Minocycline displays high susceptibility rates against Stenotrophomonas maltophilia at the current breakpoint of 4 mg/L. However, no pharmacodynamic data are available to guide dosing or justify this breakpoint. The murine neutropenic thigh infection model was utilized to determine minocycline pharmacodynamics against four S. maltophilia through dose ranging and fractionation studies. The efficacy of a human simulated regimen (HSR) of 100 mg IV q12h was tested against 17 isolates with a range of minocycline MICs. Monte Carlo simulation was employed to assess the PTA for achieving defined pharmacodynamic thresholds in critically ill patients.

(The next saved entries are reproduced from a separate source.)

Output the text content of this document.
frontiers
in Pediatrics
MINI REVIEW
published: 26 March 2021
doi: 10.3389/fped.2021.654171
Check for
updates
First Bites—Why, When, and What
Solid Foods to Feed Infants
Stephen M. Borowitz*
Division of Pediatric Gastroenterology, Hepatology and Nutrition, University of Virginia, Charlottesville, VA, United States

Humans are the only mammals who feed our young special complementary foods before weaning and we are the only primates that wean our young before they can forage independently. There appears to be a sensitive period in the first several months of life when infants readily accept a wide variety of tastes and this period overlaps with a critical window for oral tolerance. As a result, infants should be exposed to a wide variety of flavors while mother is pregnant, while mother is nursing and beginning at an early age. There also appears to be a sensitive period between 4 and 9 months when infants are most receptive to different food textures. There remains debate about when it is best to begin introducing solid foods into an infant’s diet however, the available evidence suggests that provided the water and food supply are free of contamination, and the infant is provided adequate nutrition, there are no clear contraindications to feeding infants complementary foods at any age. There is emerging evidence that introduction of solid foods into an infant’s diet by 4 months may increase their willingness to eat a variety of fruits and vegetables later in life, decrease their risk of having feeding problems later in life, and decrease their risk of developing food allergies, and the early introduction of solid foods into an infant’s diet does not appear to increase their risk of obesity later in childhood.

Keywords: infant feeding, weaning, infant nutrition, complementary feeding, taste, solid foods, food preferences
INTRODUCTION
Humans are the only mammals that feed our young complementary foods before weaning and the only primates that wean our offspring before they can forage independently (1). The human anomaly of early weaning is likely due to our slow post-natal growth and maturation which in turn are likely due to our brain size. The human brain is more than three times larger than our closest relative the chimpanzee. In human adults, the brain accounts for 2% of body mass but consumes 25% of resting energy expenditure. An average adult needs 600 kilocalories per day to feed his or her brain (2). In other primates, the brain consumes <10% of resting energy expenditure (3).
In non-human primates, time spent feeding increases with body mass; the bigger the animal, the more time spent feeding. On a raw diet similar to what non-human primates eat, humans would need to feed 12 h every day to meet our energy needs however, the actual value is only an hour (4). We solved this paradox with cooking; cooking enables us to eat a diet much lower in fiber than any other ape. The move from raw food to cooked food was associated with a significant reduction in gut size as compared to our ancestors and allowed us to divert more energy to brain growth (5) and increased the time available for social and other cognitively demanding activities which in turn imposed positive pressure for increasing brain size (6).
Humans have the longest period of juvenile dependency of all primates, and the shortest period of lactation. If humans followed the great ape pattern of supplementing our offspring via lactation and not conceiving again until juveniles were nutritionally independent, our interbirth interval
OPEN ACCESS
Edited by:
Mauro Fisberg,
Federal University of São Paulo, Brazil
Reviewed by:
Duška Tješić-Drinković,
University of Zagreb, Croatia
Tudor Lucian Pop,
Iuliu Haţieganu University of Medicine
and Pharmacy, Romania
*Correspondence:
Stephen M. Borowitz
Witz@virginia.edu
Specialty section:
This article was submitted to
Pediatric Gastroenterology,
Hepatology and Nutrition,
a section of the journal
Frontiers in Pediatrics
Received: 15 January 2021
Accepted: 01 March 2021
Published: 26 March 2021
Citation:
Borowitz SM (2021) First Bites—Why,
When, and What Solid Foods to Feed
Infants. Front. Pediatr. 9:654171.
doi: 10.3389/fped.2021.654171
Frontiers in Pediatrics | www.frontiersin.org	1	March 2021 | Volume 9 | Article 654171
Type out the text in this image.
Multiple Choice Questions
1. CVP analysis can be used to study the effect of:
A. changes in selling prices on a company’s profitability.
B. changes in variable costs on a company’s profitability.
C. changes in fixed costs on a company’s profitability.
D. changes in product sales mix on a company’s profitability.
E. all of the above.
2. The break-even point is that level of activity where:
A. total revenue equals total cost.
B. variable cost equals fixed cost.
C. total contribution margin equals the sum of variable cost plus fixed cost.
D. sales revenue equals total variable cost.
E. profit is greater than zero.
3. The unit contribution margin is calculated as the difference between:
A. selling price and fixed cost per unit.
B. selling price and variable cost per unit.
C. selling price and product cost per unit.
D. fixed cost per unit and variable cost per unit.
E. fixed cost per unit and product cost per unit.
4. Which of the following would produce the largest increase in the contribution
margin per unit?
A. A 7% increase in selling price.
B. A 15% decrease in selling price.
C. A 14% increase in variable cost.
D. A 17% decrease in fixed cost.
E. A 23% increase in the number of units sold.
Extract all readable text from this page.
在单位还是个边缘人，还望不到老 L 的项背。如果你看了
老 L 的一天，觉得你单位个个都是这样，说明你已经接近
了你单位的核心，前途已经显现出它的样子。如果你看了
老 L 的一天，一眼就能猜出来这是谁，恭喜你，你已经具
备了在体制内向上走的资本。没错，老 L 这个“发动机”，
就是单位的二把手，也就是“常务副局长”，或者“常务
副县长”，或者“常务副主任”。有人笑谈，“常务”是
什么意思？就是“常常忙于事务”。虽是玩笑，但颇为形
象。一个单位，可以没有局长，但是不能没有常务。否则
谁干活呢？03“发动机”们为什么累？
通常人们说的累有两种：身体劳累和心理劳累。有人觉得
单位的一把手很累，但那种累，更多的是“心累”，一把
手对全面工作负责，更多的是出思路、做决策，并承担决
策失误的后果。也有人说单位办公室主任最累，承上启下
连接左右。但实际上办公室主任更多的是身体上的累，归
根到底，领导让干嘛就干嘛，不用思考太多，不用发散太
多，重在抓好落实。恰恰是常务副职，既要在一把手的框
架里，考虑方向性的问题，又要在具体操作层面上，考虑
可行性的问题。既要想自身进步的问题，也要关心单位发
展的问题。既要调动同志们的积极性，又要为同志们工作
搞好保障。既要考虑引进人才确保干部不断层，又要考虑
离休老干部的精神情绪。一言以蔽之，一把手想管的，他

The pharmacodynamic index best correlated with reductions in cfu was fAUC/MIC (R2 = 0.376). The composite fAUC/MIC required for stasis and 1 log10 reduction was 9.6 and 23.6, respectively. The minocycline 100 mg q12h HSR yielded no bacterial reduction at MICs ≥1 mg/L and mixed efficacy at 0.5 mg/L. Monte Carlo simulation of minocycline 200 mg IV q12h achieved the 1 log10 kill threshold with PTAs of 93% and 51.7% at MICs of 0.5 and 1 mg/L, respectively, but 0.1% at the current breakpoint of 4 mg/L. Clinically utilized minocycline dosing regimens fail to reach exposures predicted to be efficacious against S. maltophilia in critically ill patients at the current susceptibility breakpoint.